Amy’s Veggie Sushi


“The first time I ever tried sushi it was veggie and because I was already vegetarian. So I’ve never had sushi any other way. My favorite combination of vegetables is just carrot, avocado and cucumber.” – Amy

Ingredients

  • 1 cup sushi rice
  • 1 1/4 cup water
  • 2 Tbsp. rice vinegar
  • Avocado thinly sliced
  • Cucumber
  • Carrots sliced into matchsticks
  • Nori sheets
  • Kite Hill Chive Cream Cheese (optional)
  • Tamari or Soy Sauce
  • Wasabi
  • Glass of water for sealing nori sheet

Also, you’ll need a sushi rolling mat ($7, Walmart).

Directions

  1. Make sushi rice by bringing rice and water to boil and then simmering until water is evaporated. Add rice vinegar and then smash rice on the side of a metal boil.
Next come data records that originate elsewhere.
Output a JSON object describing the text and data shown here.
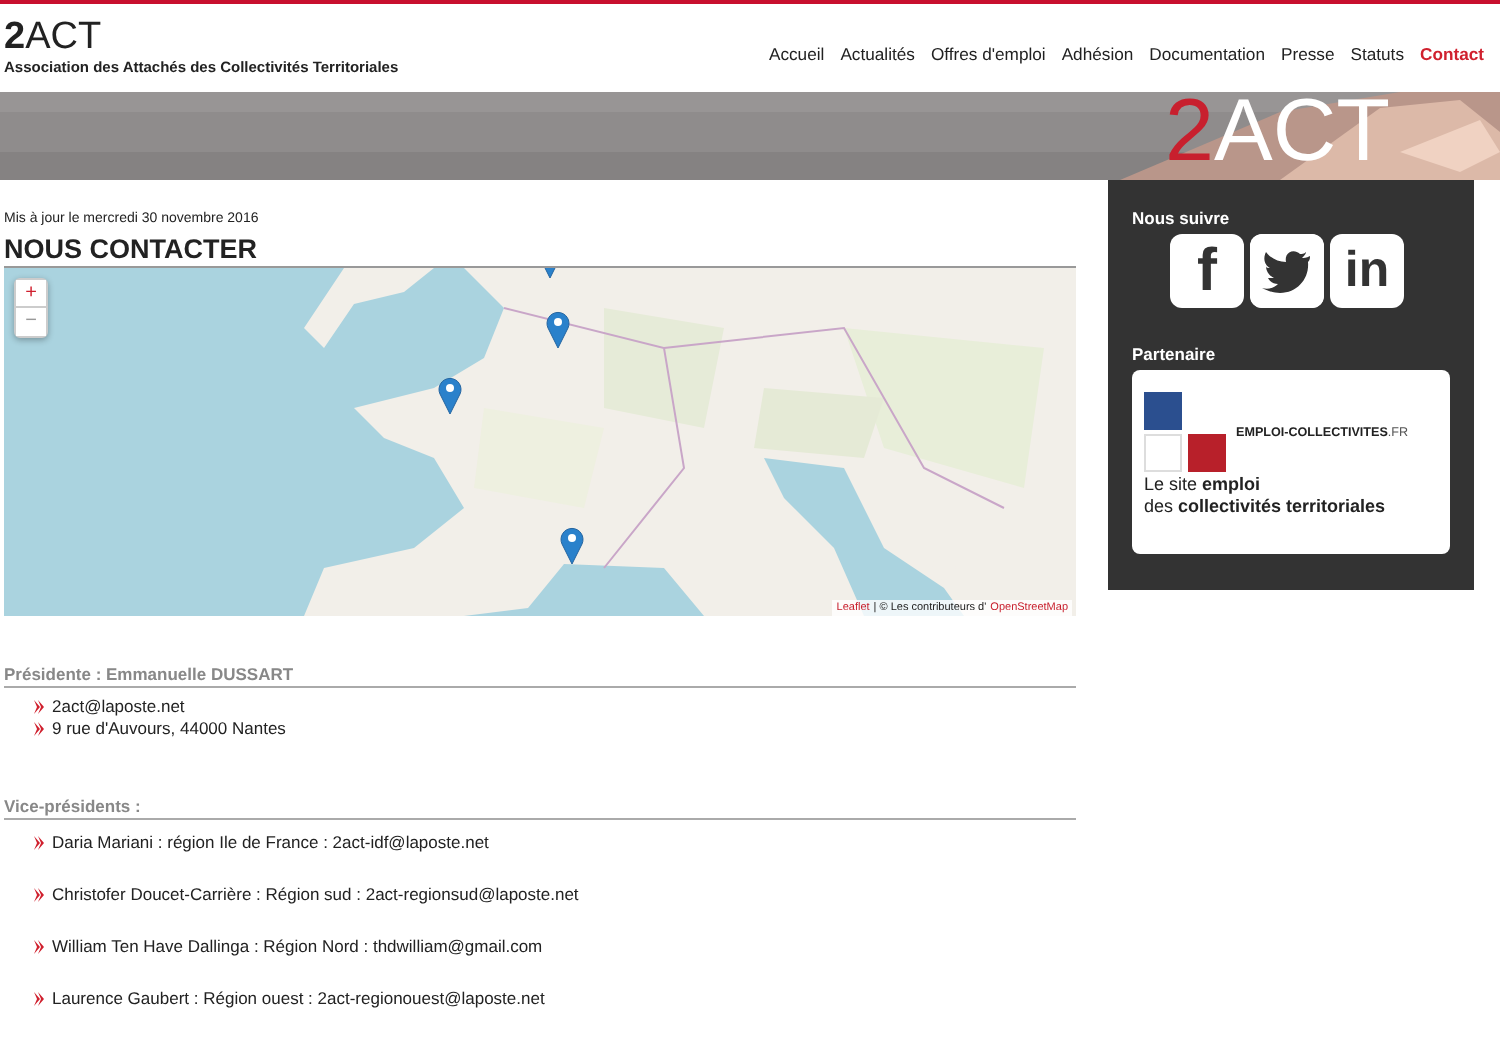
{
  "header": {
    "logo_number": "2",
    "logo_letters": "ACT",
    "tagline": "Association des Attachés des Collectivités Territoriales"
  },
  "nav": [
    {
      "label": "Accueil",
      "selected": false
    },
    {
      "label": "Actualités",
      "selected": false
    },
    {
      "label": "Offres d'emploi",
      "selected": false
    },
    {
      "label": "Adhésion",
      "selected": false
    },
    {
      "label": "Documentation",
      "selected": false
    },
    {
      "label": "Presse",
      "selected": false
    },
    {
      "label": "Statuts",
      "selected": false
    },
    {
      "label": "Contact",
      "selected": true
    }
  ],
  "banner": {
    "logo_number": "2",
    "logo_letters": "ACT"
  },
  "updated": "Mis à jour le mercredi 30 novembre 2016",
  "title": "NOUS CONTACTER",
  "map": {
    "zoom_in": "+",
    "zoom_out": "−",
    "attribution_link": "Leaflet",
    "attribution_text": "| © Les contributeurs d'",
    "attribution_source": "OpenStreetMap"
  },
  "sections": [
    {
      "heading": "Présidente : Emmanuelle DUSSART",
      "kind": "compact",
      "items": [
        "2act@laposte.net",
        "9 rue d'Auvours, 44000 Nantes"
      ]
    },
    {
      "heading": "Vice-présidents :",
      "kind": "spread",
      "items": [
        "Daria Mariani : région Ile de France : 2act-idf@laposte.net",
        "Christofer Doucet-Carrière : Région sud : 2act-regionsud@laposte.net",
        "William Ten Have Dallinga : Région Nord : thdwilliam@gmail.com",
        "Laurence Gaubert : Région ouest : 2act-regionouest@laposte.net"
      ]
    }
  ],
  "sidebar": {
    "follow_title": "Nous suivre",
    "social": [
      {
        "kind": "facebook",
        "glyph": "f"
      },
      {
        "kind": "twitter"
      },
      {
        "kind": "linkedin",
        "glyph": "in"
      }
    ],
    "partner_title": "Partenaire",
    "partner": {
      "name": "EMPLOI-COLLECTIVITES",
      "suffix": ".FR",
      "line_1": "Le site **emploi**",
      "line_2": "des **collectivités territoriales**"
    }
  }
}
Maybe put a fan on it. The point is to cool it down quickly.
  2. While rice is cooking chop vegetables. The smaller you make them, the tighter your rolls can be.
  3. When the rice is done cooling, put a nori sheet on the sushi rolling mat and spread the rice in a 2-inch-thick line across the sheet, and put your vegetables on top. Insert cream cheese if using. Make sure they go all the way to the end of the sheet.
  4. Use your thumbs underneath the mat and the use your fingers to curve the sheet over the inside of the sushi roll. It doesn’t matter if you don’t get a first really tight roll because when you continue to roll it it will tighten even more.
  5. Seal the roll by dabbing your finger in water and dragging it down the end of the nori sheet.
  6. Cut sushi into individual pieces and serve.